The consequences of waiting until the last minute to deal with the database

One common technique for managing database changes when releasing software is to establish a development database in addition to a production database. The development database is often a copy of production from some point in the past and serves as a point of experimentation for changes.

Whether there’s one developer or many, this database becomes the record of truth for the next version of the application.

When the time comes to release the next version of the application, the changes made in the development database have to be migrated to the production database.

Some rely upon memory to do this. Chances are, at least if you want to double check your work, you’ll use a tool to compare the production and development database. The tool will spit out changes. You’ll review the changes, perhaps make adjustments, and then apply them in production.

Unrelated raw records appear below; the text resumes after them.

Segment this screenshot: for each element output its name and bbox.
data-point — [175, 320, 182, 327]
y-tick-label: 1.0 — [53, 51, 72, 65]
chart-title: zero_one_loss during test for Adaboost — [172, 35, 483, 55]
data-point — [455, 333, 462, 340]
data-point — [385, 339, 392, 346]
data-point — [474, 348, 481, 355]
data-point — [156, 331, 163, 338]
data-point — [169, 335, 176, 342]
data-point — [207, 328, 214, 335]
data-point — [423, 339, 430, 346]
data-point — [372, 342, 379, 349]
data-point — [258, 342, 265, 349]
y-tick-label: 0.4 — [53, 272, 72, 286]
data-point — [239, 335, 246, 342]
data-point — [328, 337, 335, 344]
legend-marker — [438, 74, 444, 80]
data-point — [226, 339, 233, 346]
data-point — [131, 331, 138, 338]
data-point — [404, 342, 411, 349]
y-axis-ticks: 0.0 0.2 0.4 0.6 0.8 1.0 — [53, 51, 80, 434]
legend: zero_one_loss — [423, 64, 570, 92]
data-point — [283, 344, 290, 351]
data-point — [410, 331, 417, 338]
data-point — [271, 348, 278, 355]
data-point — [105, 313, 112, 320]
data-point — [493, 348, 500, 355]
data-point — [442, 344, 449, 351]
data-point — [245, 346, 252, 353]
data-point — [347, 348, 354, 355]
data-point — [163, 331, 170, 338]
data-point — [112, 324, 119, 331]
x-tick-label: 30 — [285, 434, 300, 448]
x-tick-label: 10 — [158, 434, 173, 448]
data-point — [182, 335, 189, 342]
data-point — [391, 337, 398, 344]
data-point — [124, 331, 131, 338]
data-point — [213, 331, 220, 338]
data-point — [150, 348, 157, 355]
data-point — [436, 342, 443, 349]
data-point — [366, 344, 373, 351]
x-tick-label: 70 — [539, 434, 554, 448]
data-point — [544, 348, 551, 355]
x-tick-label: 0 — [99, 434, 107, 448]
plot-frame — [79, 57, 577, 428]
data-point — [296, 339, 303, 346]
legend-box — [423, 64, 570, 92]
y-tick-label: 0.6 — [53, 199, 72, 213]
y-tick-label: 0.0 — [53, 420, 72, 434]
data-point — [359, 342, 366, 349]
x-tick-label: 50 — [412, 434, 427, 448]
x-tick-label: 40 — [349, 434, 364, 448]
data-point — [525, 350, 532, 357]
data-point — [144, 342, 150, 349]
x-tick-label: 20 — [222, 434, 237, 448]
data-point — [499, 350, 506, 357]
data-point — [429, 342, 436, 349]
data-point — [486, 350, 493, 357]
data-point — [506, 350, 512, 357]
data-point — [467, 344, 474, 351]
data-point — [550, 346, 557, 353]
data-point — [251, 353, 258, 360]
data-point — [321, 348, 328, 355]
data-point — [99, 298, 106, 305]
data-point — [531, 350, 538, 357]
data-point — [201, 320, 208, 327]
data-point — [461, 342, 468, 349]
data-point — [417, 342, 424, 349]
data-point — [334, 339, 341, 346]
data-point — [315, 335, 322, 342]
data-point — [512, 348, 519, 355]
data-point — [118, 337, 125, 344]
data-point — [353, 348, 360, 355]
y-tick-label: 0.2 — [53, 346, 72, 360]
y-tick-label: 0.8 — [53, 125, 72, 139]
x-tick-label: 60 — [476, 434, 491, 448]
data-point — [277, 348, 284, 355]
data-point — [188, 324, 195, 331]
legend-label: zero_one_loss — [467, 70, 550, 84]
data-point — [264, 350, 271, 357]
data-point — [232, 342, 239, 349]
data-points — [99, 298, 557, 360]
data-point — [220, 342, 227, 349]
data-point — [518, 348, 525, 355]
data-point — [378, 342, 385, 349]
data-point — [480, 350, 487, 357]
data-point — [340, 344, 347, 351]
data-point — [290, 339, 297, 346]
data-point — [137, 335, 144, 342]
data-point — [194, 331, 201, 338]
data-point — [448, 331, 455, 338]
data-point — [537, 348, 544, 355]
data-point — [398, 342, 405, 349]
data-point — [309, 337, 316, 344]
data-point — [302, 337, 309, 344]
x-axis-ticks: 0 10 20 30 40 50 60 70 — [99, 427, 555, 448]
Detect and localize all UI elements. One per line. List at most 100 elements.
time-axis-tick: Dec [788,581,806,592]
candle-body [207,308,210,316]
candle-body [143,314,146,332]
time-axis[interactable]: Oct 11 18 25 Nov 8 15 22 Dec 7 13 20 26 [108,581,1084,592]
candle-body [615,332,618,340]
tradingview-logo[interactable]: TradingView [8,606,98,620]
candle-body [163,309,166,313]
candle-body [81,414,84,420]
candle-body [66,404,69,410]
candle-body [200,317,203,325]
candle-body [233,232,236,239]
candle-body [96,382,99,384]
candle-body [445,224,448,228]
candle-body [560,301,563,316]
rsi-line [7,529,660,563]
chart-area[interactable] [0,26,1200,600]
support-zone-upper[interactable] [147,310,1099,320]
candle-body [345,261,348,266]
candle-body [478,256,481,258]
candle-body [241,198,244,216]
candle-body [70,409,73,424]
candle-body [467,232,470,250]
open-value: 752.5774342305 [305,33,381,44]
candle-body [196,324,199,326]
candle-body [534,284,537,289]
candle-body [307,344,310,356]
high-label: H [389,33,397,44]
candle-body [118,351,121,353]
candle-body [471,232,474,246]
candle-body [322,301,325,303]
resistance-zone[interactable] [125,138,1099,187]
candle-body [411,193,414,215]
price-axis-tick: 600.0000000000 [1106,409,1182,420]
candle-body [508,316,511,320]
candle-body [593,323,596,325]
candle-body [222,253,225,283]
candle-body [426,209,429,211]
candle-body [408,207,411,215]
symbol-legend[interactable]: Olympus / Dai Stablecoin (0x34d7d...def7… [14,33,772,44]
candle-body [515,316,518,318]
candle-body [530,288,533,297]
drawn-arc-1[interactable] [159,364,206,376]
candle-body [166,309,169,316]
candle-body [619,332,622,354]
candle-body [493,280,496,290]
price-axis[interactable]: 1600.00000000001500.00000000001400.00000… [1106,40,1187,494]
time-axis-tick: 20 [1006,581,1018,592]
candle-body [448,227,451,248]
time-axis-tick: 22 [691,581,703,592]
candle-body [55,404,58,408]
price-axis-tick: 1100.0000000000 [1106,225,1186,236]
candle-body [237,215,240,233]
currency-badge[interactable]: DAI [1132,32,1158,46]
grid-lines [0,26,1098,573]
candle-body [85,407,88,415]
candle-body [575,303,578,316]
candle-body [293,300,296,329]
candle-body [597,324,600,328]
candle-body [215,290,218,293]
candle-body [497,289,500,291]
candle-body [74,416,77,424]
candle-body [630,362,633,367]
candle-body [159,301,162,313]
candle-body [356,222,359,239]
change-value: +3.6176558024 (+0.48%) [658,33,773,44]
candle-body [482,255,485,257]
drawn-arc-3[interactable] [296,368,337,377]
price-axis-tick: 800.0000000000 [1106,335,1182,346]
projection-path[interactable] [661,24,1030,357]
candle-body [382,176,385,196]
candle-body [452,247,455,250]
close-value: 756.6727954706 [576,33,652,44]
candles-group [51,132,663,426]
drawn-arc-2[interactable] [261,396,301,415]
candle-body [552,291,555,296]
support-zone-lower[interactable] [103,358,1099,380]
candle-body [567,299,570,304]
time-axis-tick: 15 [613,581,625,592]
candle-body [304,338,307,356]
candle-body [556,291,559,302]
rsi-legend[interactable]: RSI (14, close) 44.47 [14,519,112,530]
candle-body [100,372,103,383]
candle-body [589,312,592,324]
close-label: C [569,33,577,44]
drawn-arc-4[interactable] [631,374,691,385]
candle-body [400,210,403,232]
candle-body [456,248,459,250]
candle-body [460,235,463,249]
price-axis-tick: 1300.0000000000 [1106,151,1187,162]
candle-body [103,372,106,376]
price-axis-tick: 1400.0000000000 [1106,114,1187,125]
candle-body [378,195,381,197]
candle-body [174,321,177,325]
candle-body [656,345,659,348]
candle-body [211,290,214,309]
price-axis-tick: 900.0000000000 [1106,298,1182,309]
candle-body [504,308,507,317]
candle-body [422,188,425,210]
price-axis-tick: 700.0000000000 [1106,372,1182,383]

This approach may work with small projects but quickly grows unruly. Here are a few of the problems:

  • The development database contains what changed, at least once you’ve made a comparison and produced a list of changes, but it doesn’t contain who made the change, why it was made, when it was made and how it was made.
    • This makes it difficult to understand the historical context that guided the current state of the database.
    • Not having this information makes the nature of deciding what changes are necessary even more difficult. Especially with larger teams. It’s possible someone experimented in development and didn’t rollback their changes. It takes time, during the middle of trying to release your application, to do the detective work necessary to figure out what’s necessary.
  • Mistakes will be made and changes that aren’t intended will eventually be released to production. This will cause problems and risk losing production data.
  • While structural (schema) comparisons may seem straight forward and many tools can automate recommended migration scripts, detecting data changes is impossible to automate. You can compare the data, but that’s not going to scale well. You will miss data changes. By data changes, I mean things like splitting the data in a column into two columns. For example, splitting a name field into first and last name. Or, splitting a table to create a one to many relationship. For example, a contact table that has name and address being split so that a contact can have multiple addresses. The development database alone cannot tell you how the change was made. Not only will you likely miss it, even if you notice it, you may not replicate the correct change in production.
  • Because you’re reverse engineering changes, you can’t have much confidence in the result.
  • If you release changes by diffing, chances are you don’t have any tests of the changes. There may be edge cases you fail to replicate when you reverse engineer what changed.
  • It’s difficult to align changes to the database with changes to the application’s code. This makes it difficult to understand how the two pieces work together. The database and application code may diverge over time.
  • Changing the database is painful. The more you do it, the more painful it is.
  • People will fear making changes to the database. The more that’s changed, the more investigative work that will be necessary come time to release. Nobody likes to delay releases. So naturally people will tend not to make changes, even necessary changes like renaming constructs in the database to match the application’s code evolution.
  • People will tend to reuse existing database structures for unintended purposes, just to avoid making changes to the database.
  • You’re duplicating efforts to reverse engineer the changes. This is wasteful. The changes were made at one point in time, not long ago most likely. Someone, perhaps your past self, had the change in their hand at one point.
  • This process inevitably delays releasing your software and it adds an extreme degree of risk at a time when risks should be minimized.
  • Until you reverse engineer the changes, you won’t have anything to test with to find out about problems. Once you have the scripts you can test them with a backup of production, but you’re not getting these scripts until it’s time to release. Perhaps a change doesn’t jive with the data in a production database but works smoothly with the data in a development database. At best you’ll catch problems when you’re releasing. But at that point, why the change was made is likely lost. Ideally you would find out about problems when you were making the changes.
  • The rushed nature of releasing software, because of all the problems that arise, mean the problems will tend to arise after you release because you don’t take the time to be thorough during the release.
  • You’ll be more anxious during a release, and rightfully so. Instead of being excited about delivering valuable new software.
  • You’ll tend to put off releases because of this. That only makes the amount of changes pile up and makes things worse. Fear leads to delay, delay leads to changes piling up, bigger changes increases risk which in turn increases fear. A positive feedback loop emerges (note: positive feedback loops are not a good thing here).
  • Manually applying changes to production databases takes magnitudes longer than automatically applying the changes. It also requires manual verification that the changes were successful. Perhaps running another comparison to make sure things match up and then manually reviewing the results. Another opportunity to miss something.
  • Hopefully you have a backup of your development database.

Many of these problems are similar to the problems you would have if you didn’t use a system of version control to manage your application’s code.